Anonymous claims responsibility for takedown of Egyptian government sites

Egyptian protestors have been demonstrating in Cairo, demanding that the military government that took over after the ouster of President Hosni Mubarak move faster on democratic reforms. The Egyptian military police began a crack down on the protectors last weekend.

In response, Anonymous said it launched DDoS attacks against government websites, including the website of the president’s office and the bureau for tourism, according to a report by Silicon Republic.

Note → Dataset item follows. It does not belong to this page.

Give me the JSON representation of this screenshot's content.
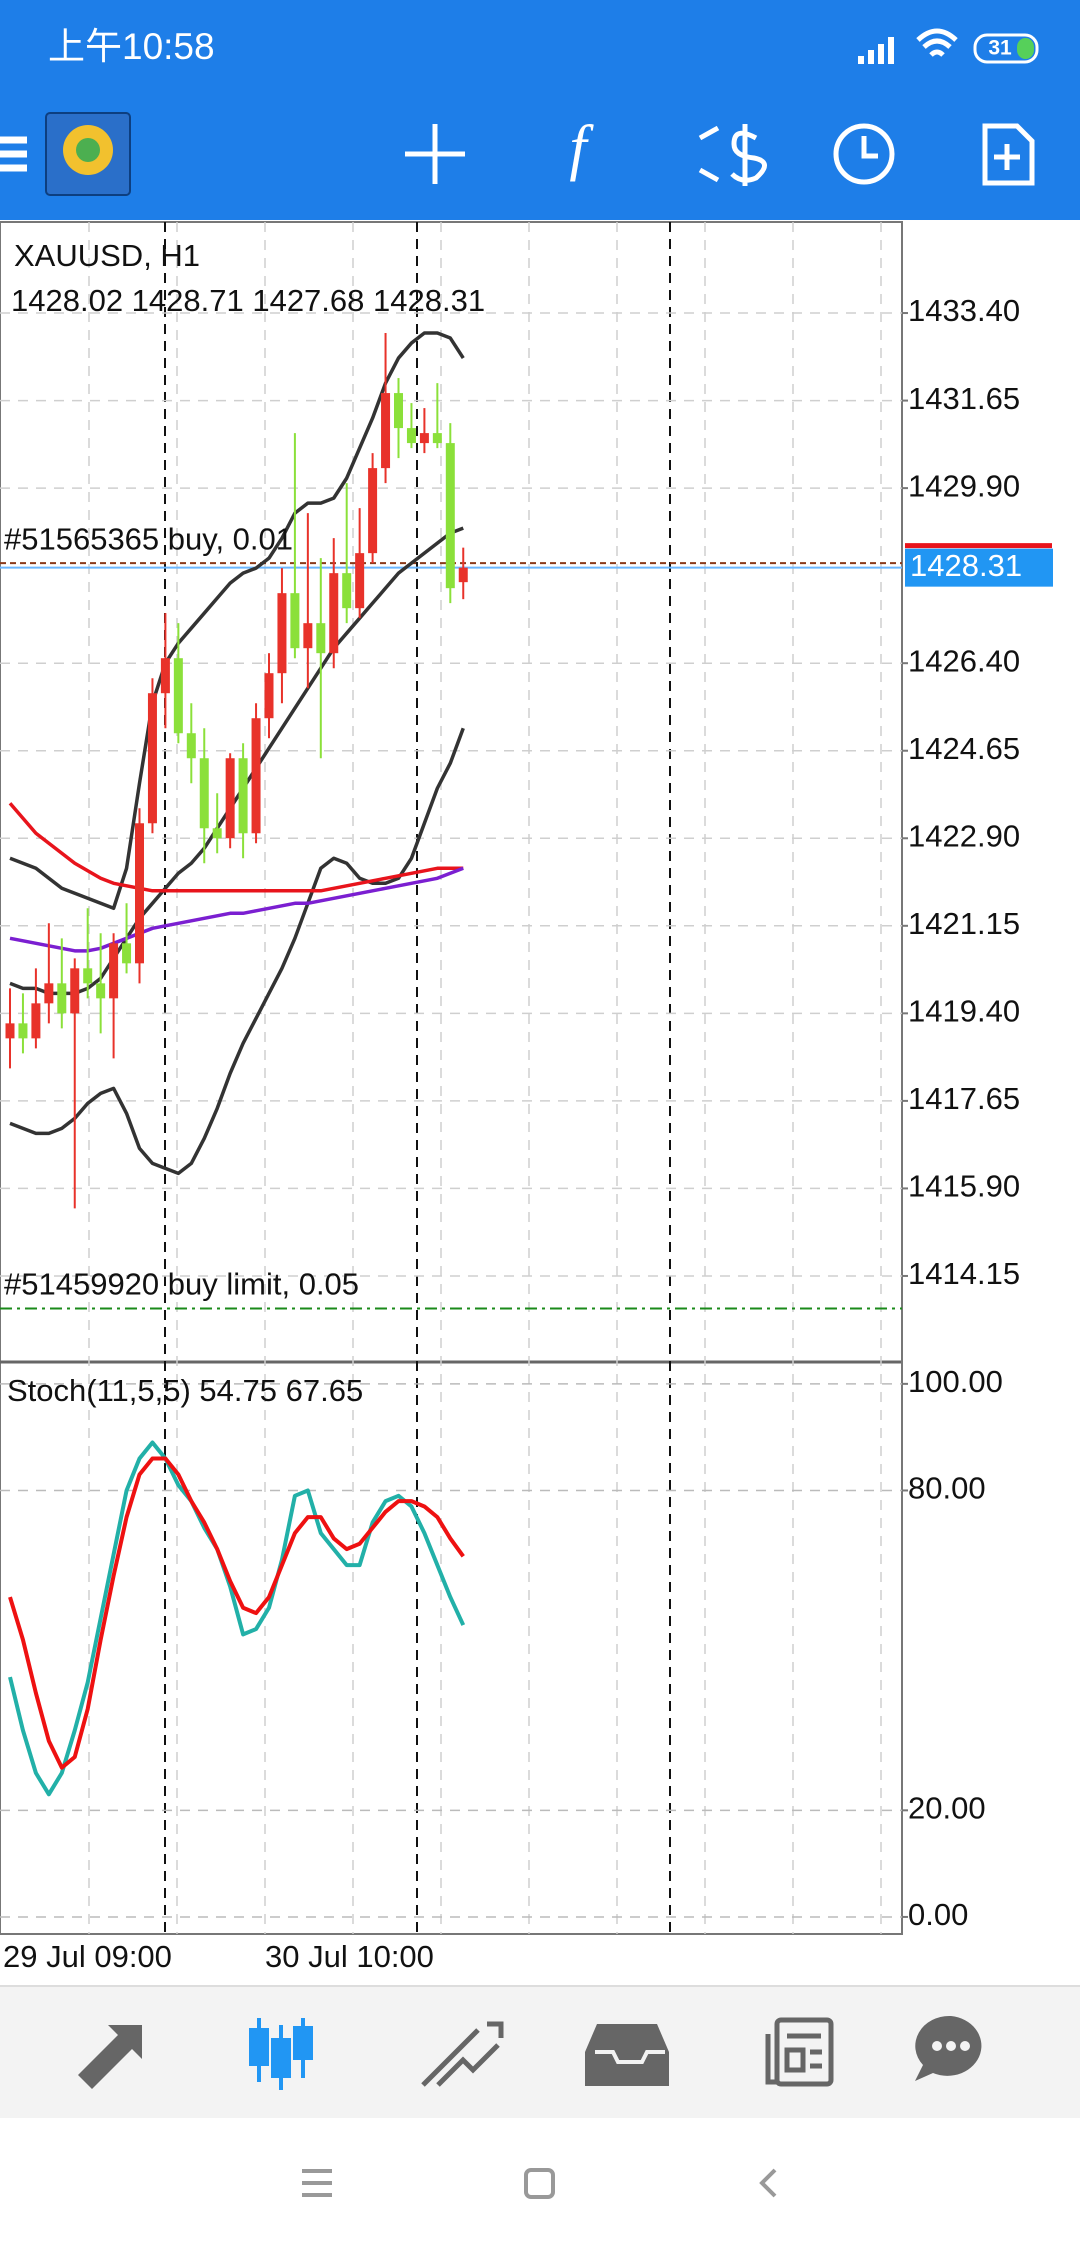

Politically motivated DDoS attacks are on the rise, noted Mike Paquette, chief strategy officer (CSO) of Corero Network Security. He said the Egyptian attacks as well as DDoS attacks against news sites during the Russian presidential elections demonstrate that political activism is a “strong and real motivator” for DDoS attacks.

“These recent events place DDoS at the heart of electoral politics, with claims being made that high-level officials, in attempts to sway election results, used DDoS attacks as a mechanism of propaganda, censorship, information withholding, and unfair political advantage”, Paquette said in an email.

The Corero CSO said that DDoS attacks against governments can cause considerable damage, such as interruption of critical services, loss of tax or fee revenue, loss of citizen trust and government productivity, and negative publicity. DDoS attacks can also function as a smokescreen for confidential data theft.

Paquette warned that fringe groups might employee DDoS attacks against websites of candidates and media outlets in the run up to the 2012 US presidential election.